Wednesday, March 10, 2010

Spring Break: A Panegyric

This being the last of my years in academe, this is the last of my Spring Breaks. Younger me would think that I should be marking the occasion by going on a trip. Grad school paychecks being what they are, however, there won't be any major trip.

Honestly, though, I'm okay with that, or perhaps even sort of happy. This break is going beautifully (albeit way too quickly, as per usual). I'm working out every morning (still doing the Jillian Michaels 30 Days of Hell dvd, which is toning me up something fierce), I'm ACTUALLY EATING BREAKFAST (this is a new and very unusual thing), I've been crocheting (the stupid scarf I've been working on since January is finally almost done), and I've been noveling again (FINALLY). I've gotten a couple thousand words so far this week. Nowhere near my November pace, but it's good, and I'm back to the characters having conversations I wasn't planning on them having and having those conversations drift off in directions I hadn't seen before they happened and I've re-planned out how the novel will begin and things are generally going swimmingly. It feels really good to be writing again. It's also really nice to have the week to write and think and write some more without the nagging constant guilty feeling that I'm supposed to be focusing on my teaching and trying to force some work on the damned dissertation and work on the job hunt and everything else.

Even better: it's been in the 50s all week. After the snowiest winter I have ever lived through, the concept of the 50s is near-tropical. We even saw the sun here for a couple of days!

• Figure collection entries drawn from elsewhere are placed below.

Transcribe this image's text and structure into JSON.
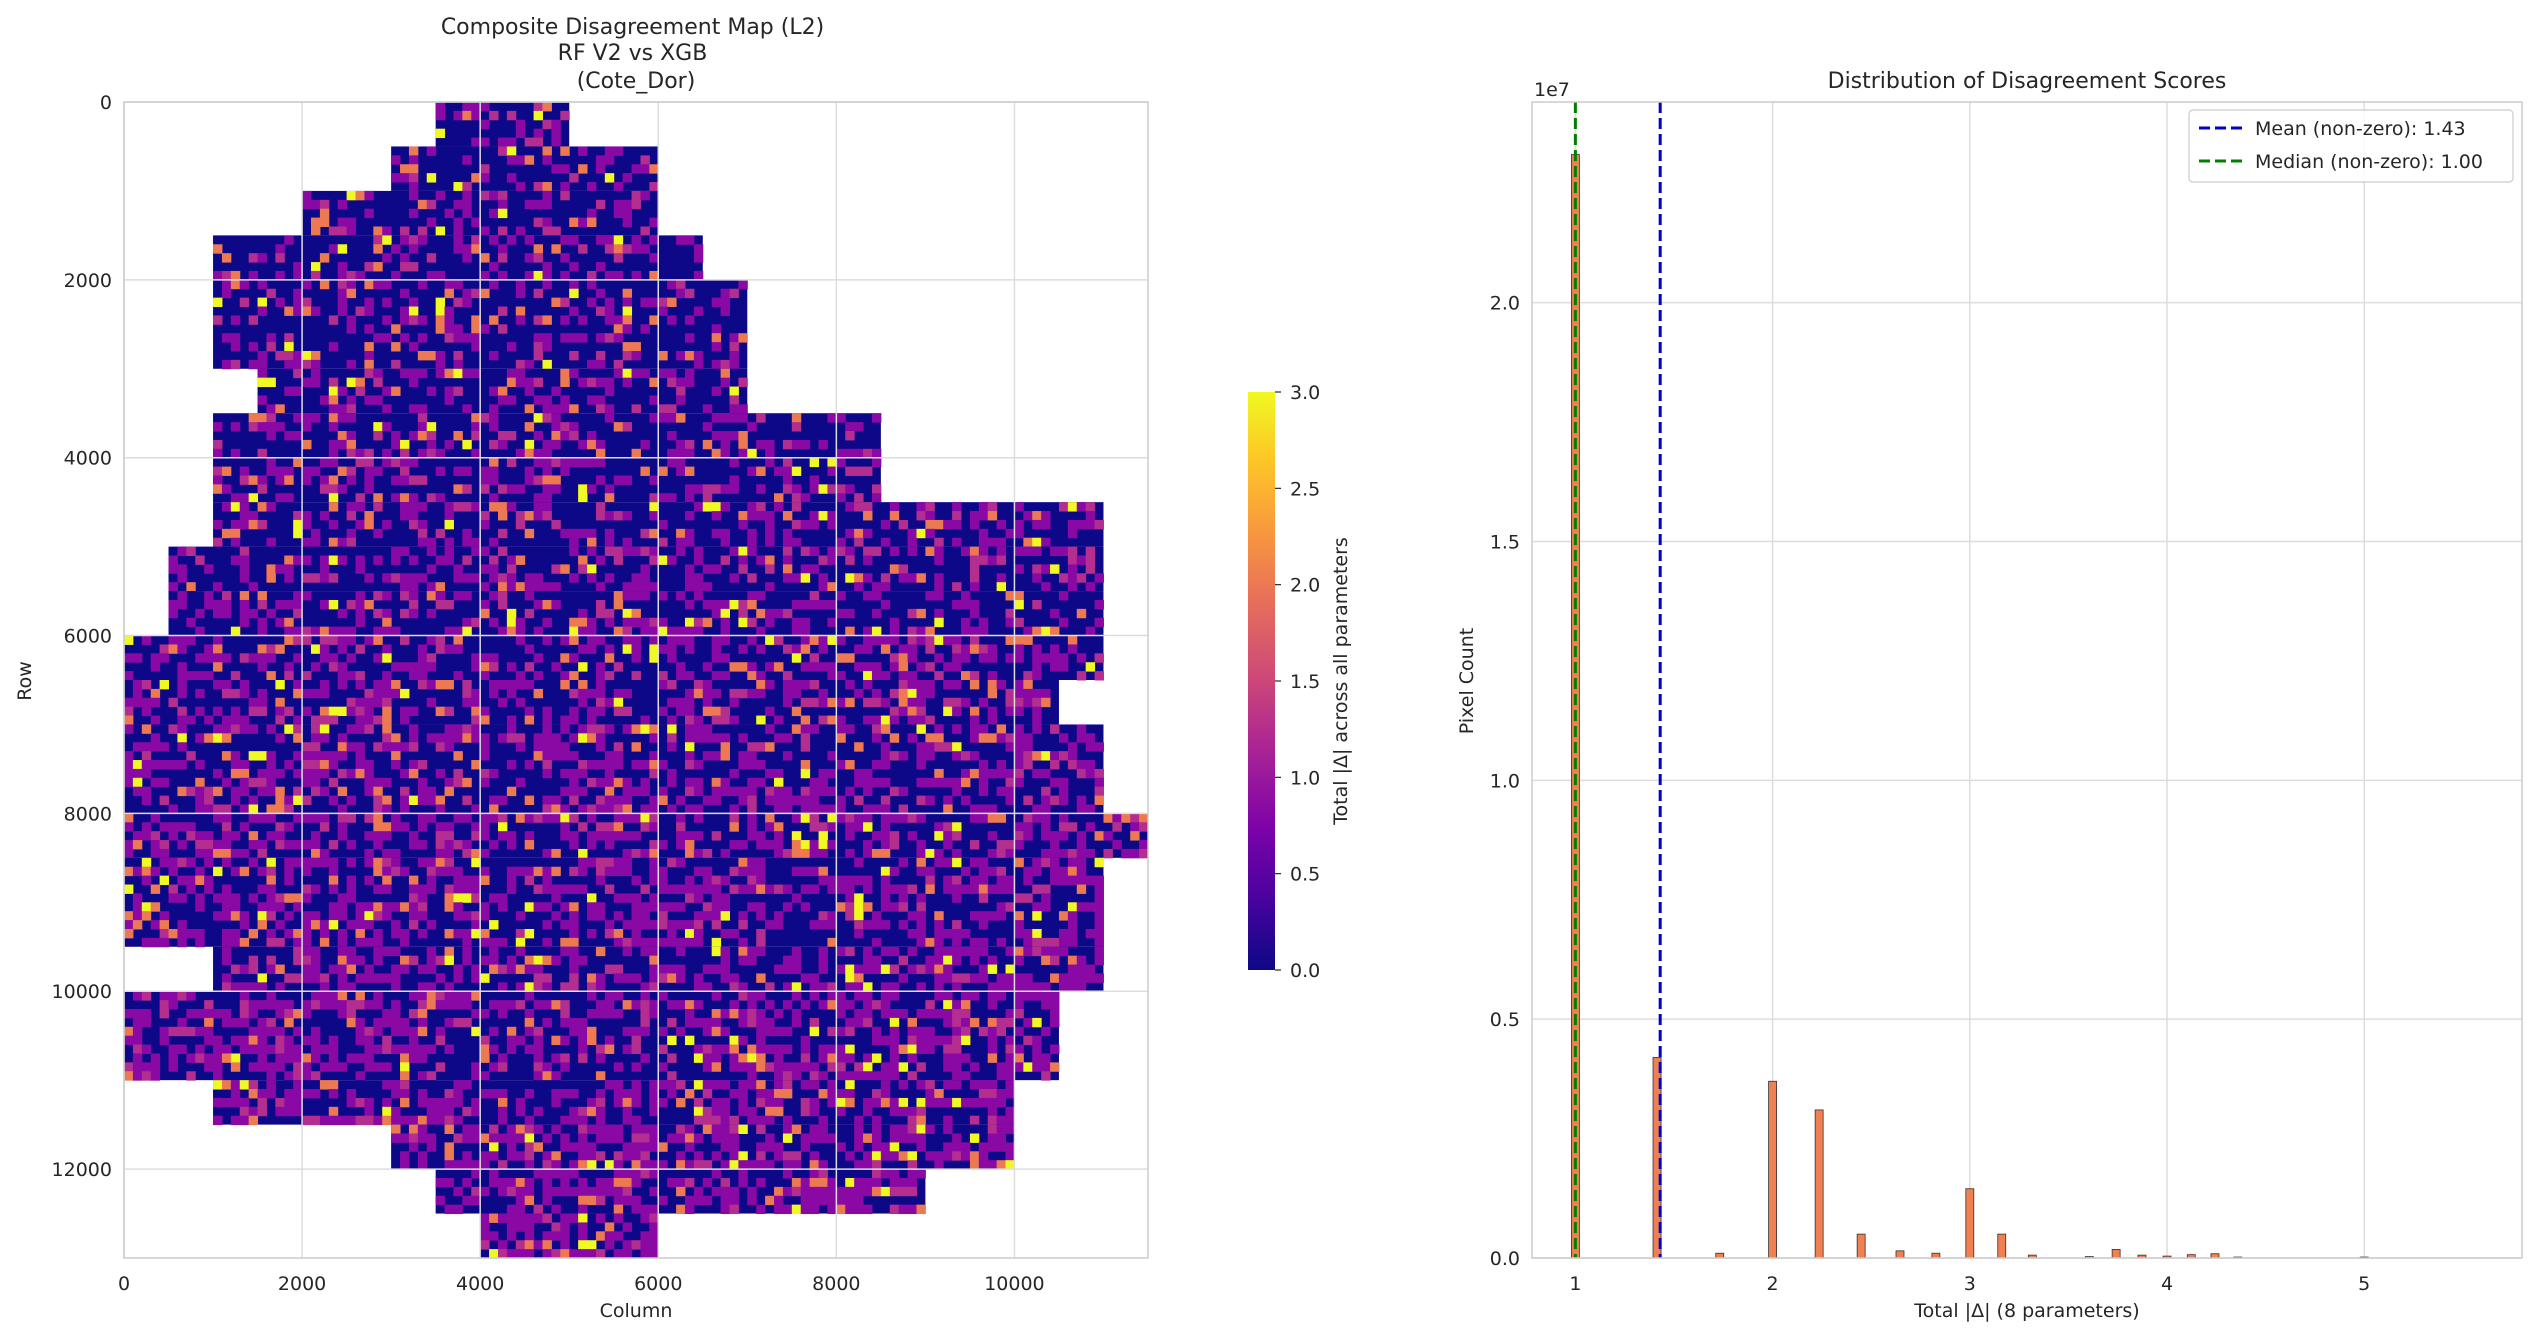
{
  "chart_data": [
    {
      "type": "heatmap",
      "title": "Composite Disagreement Map (L2)\nRF V2 vs XGB\n(Cote_Dor)",
      "xlabel": "Column",
      "ylabel": "Row",
      "xlim": [
        0,
        11500
      ],
      "ylim": [
        13000,
        0
      ],
      "xticks": [
        0,
        2000,
        4000,
        6000,
        8000,
        10000
      ],
      "yticks": [
        0,
        2000,
        4000,
        6000,
        8000,
        10000,
        12000
      ],
      "colormap": "plasma",
      "colorbar": {
        "label": "Total |Δ| across all parameters",
        "range": [
          0,
          3.0
        ],
        "ticks": [
          "0.0",
          "0.5",
          "1.0",
          "1.5",
          "2.0",
          "2.5",
          "3.0"
        ]
      },
      "grid": true
    },
    {
      "type": "bar",
      "title": "Distribution of Disagreement Scores",
      "xlabel": "Total |Δ| (8 parameters)",
      "ylabel": "Pixel Count",
      "y_offset_label": "1e7",
      "xlim": [
        0.78,
        5.8
      ],
      "ylim": [
        0,
        2.42
      ],
      "xticks": [
        1,
        2,
        3,
        4,
        5
      ],
      "yticks": [
        "0.0",
        "0.5",
        "1.0",
        "1.5",
        "2.0"
      ],
      "bar_color": "#f07f52",
      "bins": [
        {
          "x": 1.0,
          "value": 2.31
        },
        {
          "x": 1.414,
          "value": 0.42
        },
        {
          "x": 1.732,
          "value": 0.01
        },
        {
          "x": 2.0,
          "value": 0.37
        },
        {
          "x": 2.236,
          "value": 0.31
        },
        {
          "x": 2.449,
          "value": 0.05
        },
        {
          "x": 2.646,
          "value": 0.015
        },
        {
          "x": 2.828,
          "value": 0.01
        },
        {
          "x": 3.0,
          "value": 0.145
        },
        {
          "x": 3.162,
          "value": 0.05
        },
        {
          "x": 3.317,
          "value": 0.006
        },
        {
          "x": 3.606,
          "value": 0.003
        },
        {
          "x": 3.742,
          "value": 0.018
        },
        {
          "x": 3.873,
          "value": 0.006
        },
        {
          "x": 4.0,
          "value": 0.004
        },
        {
          "x": 4.123,
          "value": 0.007
        },
        {
          "x": 4.243,
          "value": 0.009
        },
        {
          "x": 4.359,
          "value": 0.002
        },
        {
          "x": 5.0,
          "value": 0.002
        }
      ],
      "lines": [
        {
          "name": "Mean (non-zero): 1.43",
          "x": 1.43,
          "color": "#0000cc"
        },
        {
          "name": "Median (non-zero): 1.00",
          "x": 1.0,
          "color": "#008000"
        }
      ],
      "legend_position": "top-right",
      "grid": true
    }
  ]
}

Tonight, Brownie and I are going to attempt to make duck. Why? We have the time, and I have some Wegmans gift certificates from my birthday to play with. On Saturday, we're taking our tax returns on a day trip to NYC. We're hitting the Strand for books (I refuse on principle to look for dissertation books), and I will finally (!) get to go play at the CB I Hate Perfume gallery. I mean, Cloudburst Accord. Wet Lawn Accord. And then we're going to go get some food somewhere. And maybe hit the Brooklyn Brewery while we're in Brooklyn.

What I'm saying is that I'm happier right now than I have been in months, if not longer. I think it's because I've given myself permission to spend a week not in academics, not surrounded by thoughts of the Ivory Tower, not wallowing in the overabundance of guilt and feelings of abject failure that I associate with my dissertation. I'm just taking care of myself and working on things that I find interesting and fun and productive. It feels awesome.

I know that when I get out of academics in May, I will be surrounded by the stress of a job hunt and then (preferably soon!) the stress of a brand new job in a brand new field and that leaving the academy does not mean that I'm leaving stress behind forever. To get this week, however, to devote to putting my emotional health back into some semblance of tolerability has been an absolute godsend.

So fare thee well, Spring Break. You've been good to me and I will miss you when you're gone. And I will probably try my level best to take a week off when possible in the Spring, just to see if I can recreate the sense of calm I feel right now.